授業では「三毛猫」への怒りと「かっこう」の怒りはどのように違うのか、という質問を投げかける。生徒たちの中からは「嫉妬」、「悔しい」といった単語が出てくる。客観的な読者の立場から見ればそれは明白である。けれども当の本人であるゴーシュはそれを簡単に認められない。そして、これは生徒を含めたすべての読者たちが共感できるところだ。生徒たちも小学生の頃から部活や習い事、勉強など、自尊心を持ってやってきたことがある。そして自分の無力さ、他者への嫉妬、はすでに程度の差はあれ経験済みである。また、それを簡単に自分で認められないことも。

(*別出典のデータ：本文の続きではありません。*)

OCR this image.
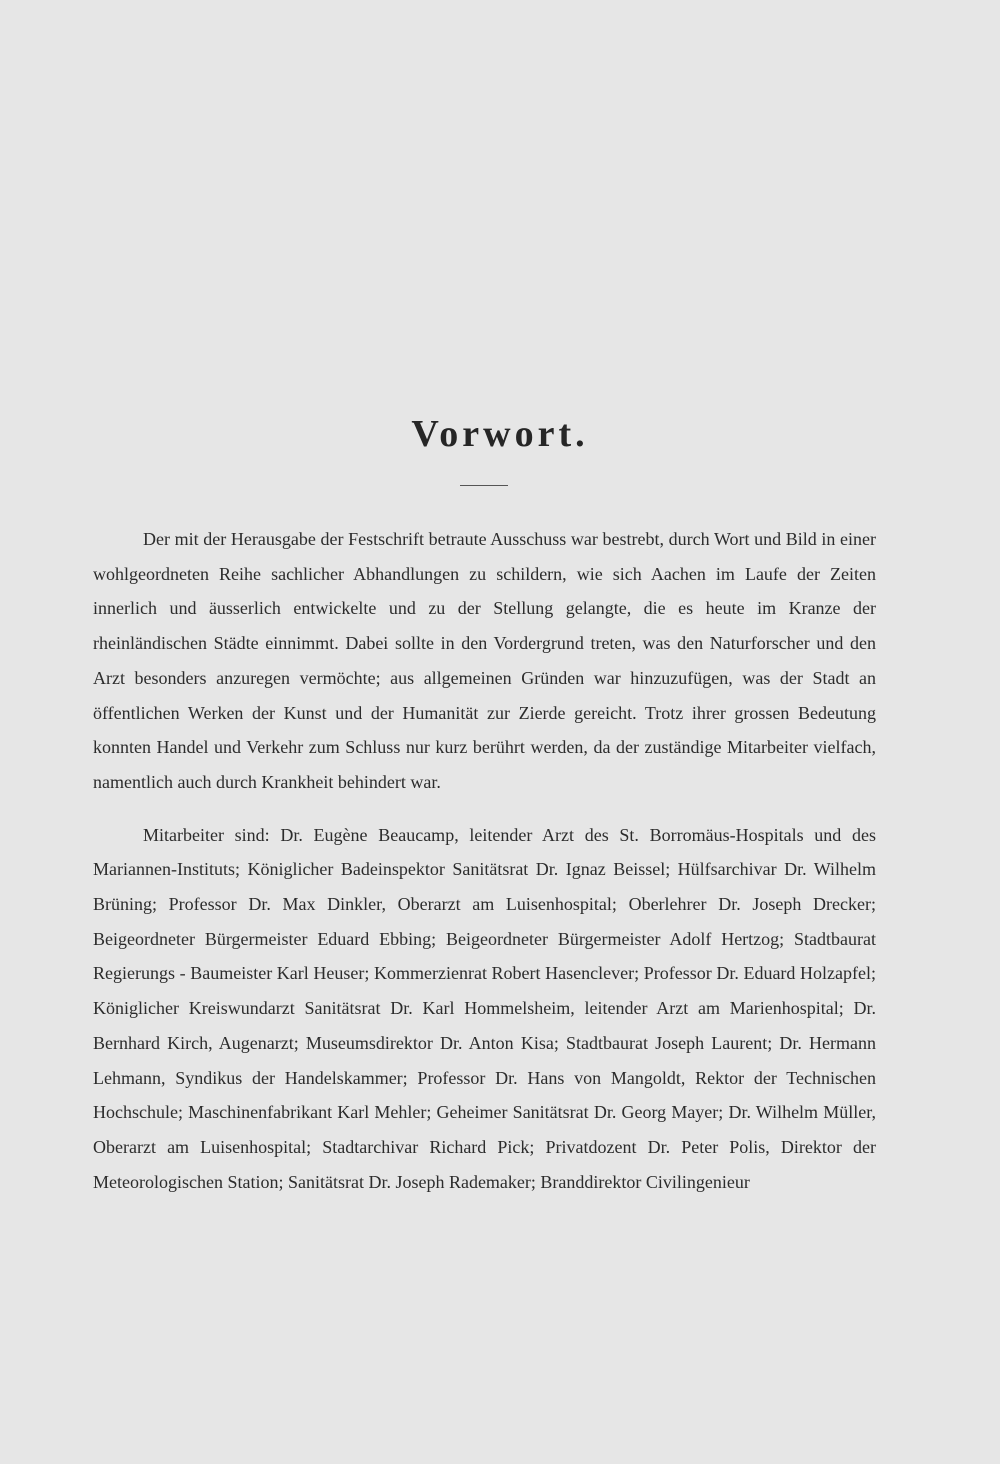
Vorwort.

Der mit der Herausgabe der Festschrift betraute Ausschuss war bestrebt, durch Wort und Bild in einer wohlgeordneten Reihe sachlicher Abhandlungen zu schildern, wie sich Aachen im Laufe der Zeiten innerlich und äusserlich entwickelte und zu der Stellung gelangte, die es heute im Kranze der rheinländischen Städte einnimmt. Dabei sollte in den Vordergrund treten, was den Naturforscher und den Arzt besonders anzuregen vermöchte; aus allgemeinen Gründen war hinzuzufügen, was der Stadt an öffentlichen Werken der Kunst und der Humanität zur Zierde gereicht. Trotz ihrer grossen Bedeutung konnten Handel und Verkehr zum Schluss nur kurz berührt werden, da der zuständige Mitarbeiter vielfach, namentlich auch durch Krankheit behindert war.

Mitarbeiter sind: Dr. Eugène Beaucamp, leitender Arzt des St. Borromäus-Hospitals und des Mariannen-Instituts; Königlicher Badeinspektor Sanitätsrat Dr. Ignaz Beissel; Hülfsarchivar Dr. Wilhelm Brüning; Professor Dr. Max Dinkler, Oberarzt am Luisenhospital; Oberlehrer Dr. Joseph Drecker; Beigeordneter Bürgermeister Eduard Ebbing; Beigeordneter Bürgermeister Adolf Hertzog; Stadtbaurat Regierungs - Baumeister Karl Heuser; Kommerzienrat Robert Hasenclever; Professor Dr. Eduard Holzapfel; Königlicher Kreiswundarzt Sanitätsrat Dr. Karl Hommelsheim, leitender Arzt am Marienhospital; Dr. Bernhard Kirch, Augenarzt; Museumsdirektor Dr. Anton Kisa; Stadtbaurat Joseph Laurent; Dr. Hermann Lehmann, Syndikus der Handelskammer; Professor Dr. Hans von Mangoldt, Rektor der Technischen Hochschule; Maschinenfabrikant Karl Mehler; Geheimer Sanitätsrat Dr. Georg Mayer; Dr. Wilhelm Müller, Oberarzt am Luisenhospital; Stadtarchivar Richard Pick; Privatdozent Dr. Peter Polis, Direktor der Meteorologischen Station; Sanitätsrat Dr. Joseph Rademaker; Branddirektor Civilingenieur
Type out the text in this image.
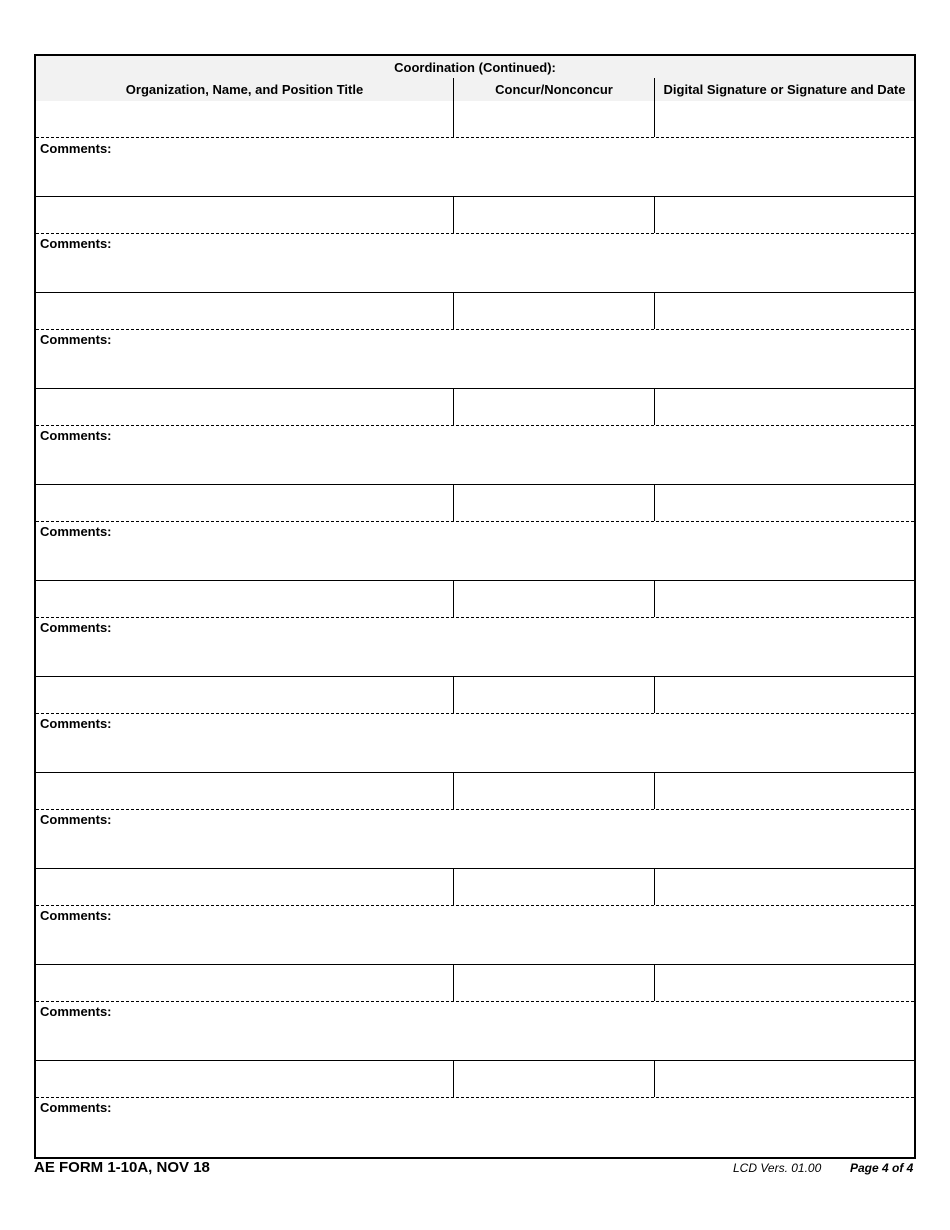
Coordination (Continued):
Organization, Name, and Position Title	Concur/Nonconcur	Digital Signature or Signature and Date
Comments:
Comments:
Comments:
Comments:
Comments:
Comments:
Comments:
Comments:
Comments:
Comments:
Comments:
AE FORM 1-10A, NOV 18	LCD Vers. 01.00 Page 4 of 4
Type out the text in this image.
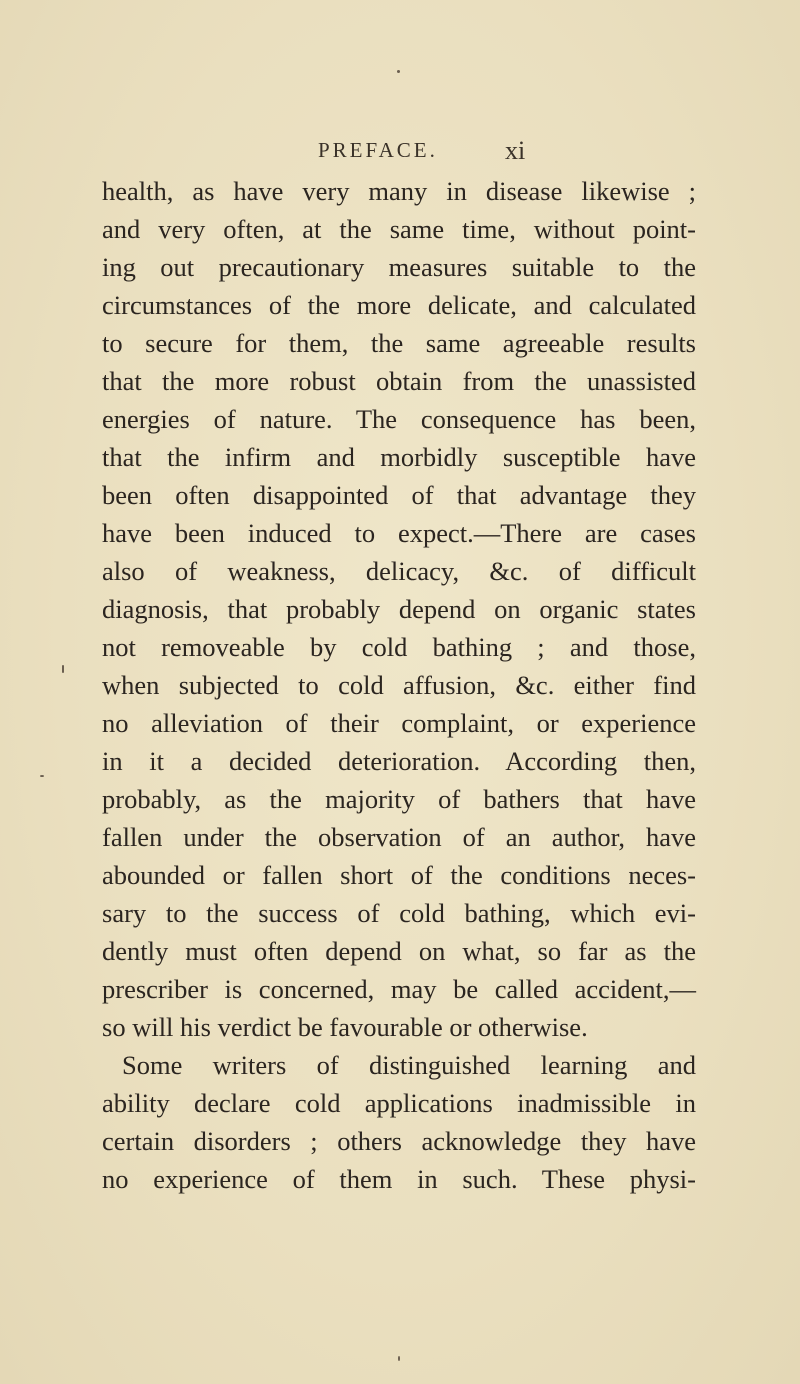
PREFACE.	xi
health, as have very many in disease likewise ;
and very often, at the same time, without point-
ing out precautionary measures suitable to the
circumstances of the more delicate, and calculated
to secure for them, the same agreeable results
that the more robust obtain from the unassisted
energies of nature. The consequence has been,
that the infirm and morbidly susceptible have
been often disappointed of that advantage they
have been induced to expect.—There are cases
also of weakness, delicacy, &c. of difficult
diagnosis, that probably depend on organic states
not removeable by cold bathing ; and those,
when subjected to cold affusion, &c. either find
no alleviation of their complaint, or experience
in it a decided deterioration. According then,
probably, as the majority of bathers that have
fallen under the observation of an author, have
abounded or fallen short of the conditions neces-
sary to the success of cold bathing, which evi-
dently must often depend on what, so far as the
prescriber is concerned, may be called accident,—
so will his verdict be favourable or otherwise.
Some writers of distinguished learning and
ability declare cold applications inadmissible in
certain disorders ; others acknowledge they have
no experience of them in such. These physi-
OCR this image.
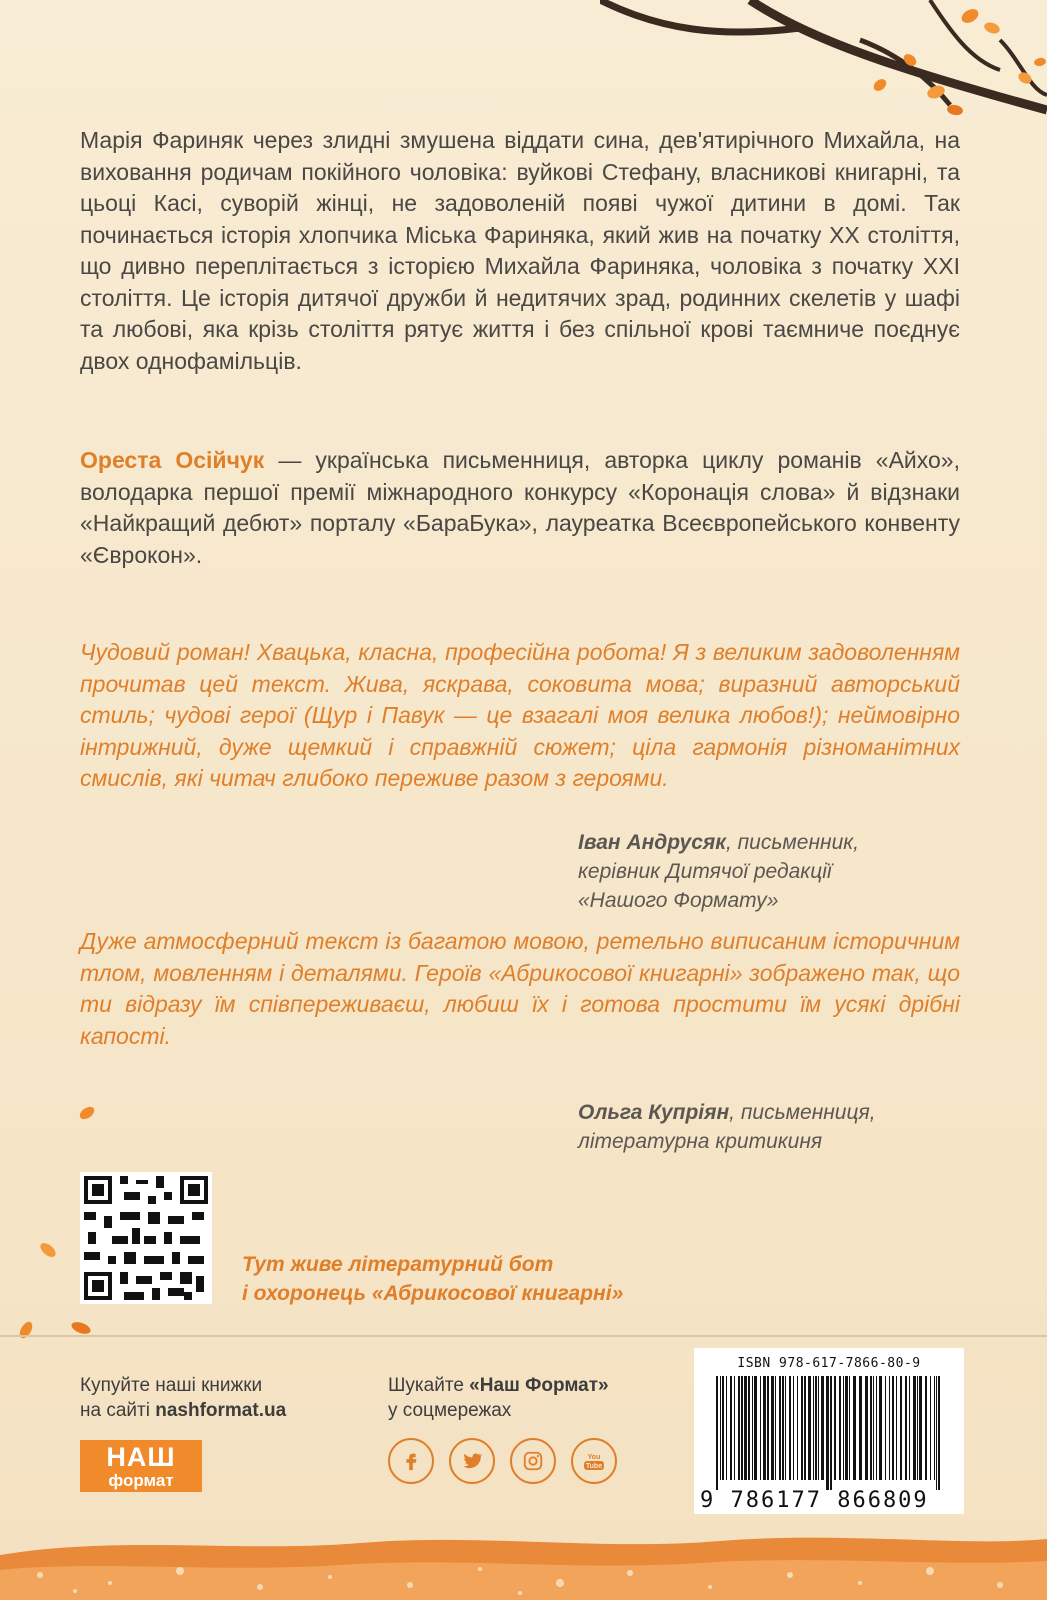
Марія Фариняк через злидні змушена віддати сина, дев'ятирічного Михайла, на виховання родичам покійного чоловіка: вуйкові Стефану, власникові книгарні, та цьоці Касі, суворій жінці, не задоволеній появі чужої дитини в домі. Так починається історія хлопчика Міська Фариняка, який жив на початку ХХ століття, що дивно переплітається з історією Михайла Фариняка, чоловіка з початку ХХІ століття. Це історія дитячої дружби й недитячих зрад, родинних скелетів у шафі та любові, яка крізь століття рятує життя і без спільної крові таємниче поєднує двох однофамільців.
Ореста Осійчук — українська письменниця, авторка циклу романів «Айхо», володарка першої премії міжнародного конкурсу «Коронація слова» й відзнаки «Найкращий дебют» порталу «БараБука», лауреатка Всеєвропейського конвенту «Єврокон».
Чудовий роман! Хвацька, класна, професійна робота! Я з великим задоволенням прочитав цей текст. Жива, яскрава, соковита мова; виразний авторський стиль; чудові герої (Щур і Павук — це взагалі моя велика любов!); неймовірно інтрижний, дуже щемкий і справжній сюжет; ціла гармонія різноманітних смислів, які читач глибоко переживе разом з героями.
Іван Андрусяк, письменник,
керівник Дитячої редакції
«Нашого Формату»
Дуже атмосферний текст із багатою мовою, ретельно виписаним історичним тлом, мовленням і деталями. Героїв «Абрикосової книгарні» зображено так, що ти відразу їм співпереживаєш, любиш їх і готова простити їм усякі дрібні капості.
Ольга Купріян, письменниця,
літературна критикиня
Тут живе літературний бот
і охоронець «Абрикосової книгарні»
Купуйте наші книжки
на сайті nashformat.ua
Шукайте «Наш Формат»
у соцмережах
You
Tube
НАШ
формат
ISBN 978-617-7866-80-9
9 786177 866809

そこにどれだけ感情移入して読めるのか、それがこの部分の鍵になる。

 

私自身もゴーシュの気持ちは多いに理解できる。だから、私の朗読は早口になる。じっとしていたら呑み込まれそうな自分に対する情けなさを追い払うため、そして少しでも「かっこう」との会話を速く終わらせたいために。

 

しかし、その(本来は自分に対する)苛立ちは結果的に「かっこう」を傷つけることになってしまう。ゴーシュと「かっこう」は最後までコミュニケーションがうまくとれない。ガラスに激突する「かっこう」をゴーシュがいくら助けようとしても、「かっこう」はゴーシュを信じてくれない。自分の非から目を逸らし、当たり散らすゴーシュを「かっこう」は絶対に信じない。この結末は「かっこう」が肉体的に傷ついたと同時に、ゴーシュの心にも傷を残す。この傷は次の「子だぬき」「野ねずみ」への態度の変化につながるが、この時点でまだゴーシュは気づいていない。

 

気づくのはやはり最後のシーン。音楽会で自分の努力が認められて、自分に自信が持てたとき。『かっこうの飛んで行ったと思った遠くの空をながめながら』の前述した独白の場面である。自分を認められない苛立ちは他者も自分も傷つける。その痛みを自覚するのはだいぶ後になって自分に余裕ができたときだ。きっとゴーシュは「かっこう」に二度と会うことはないし、面と向かって謝ることは一生できない。成長には消せない後悔が伴う。悲しいことに、このラストシーンもおおいに共感できてしまう。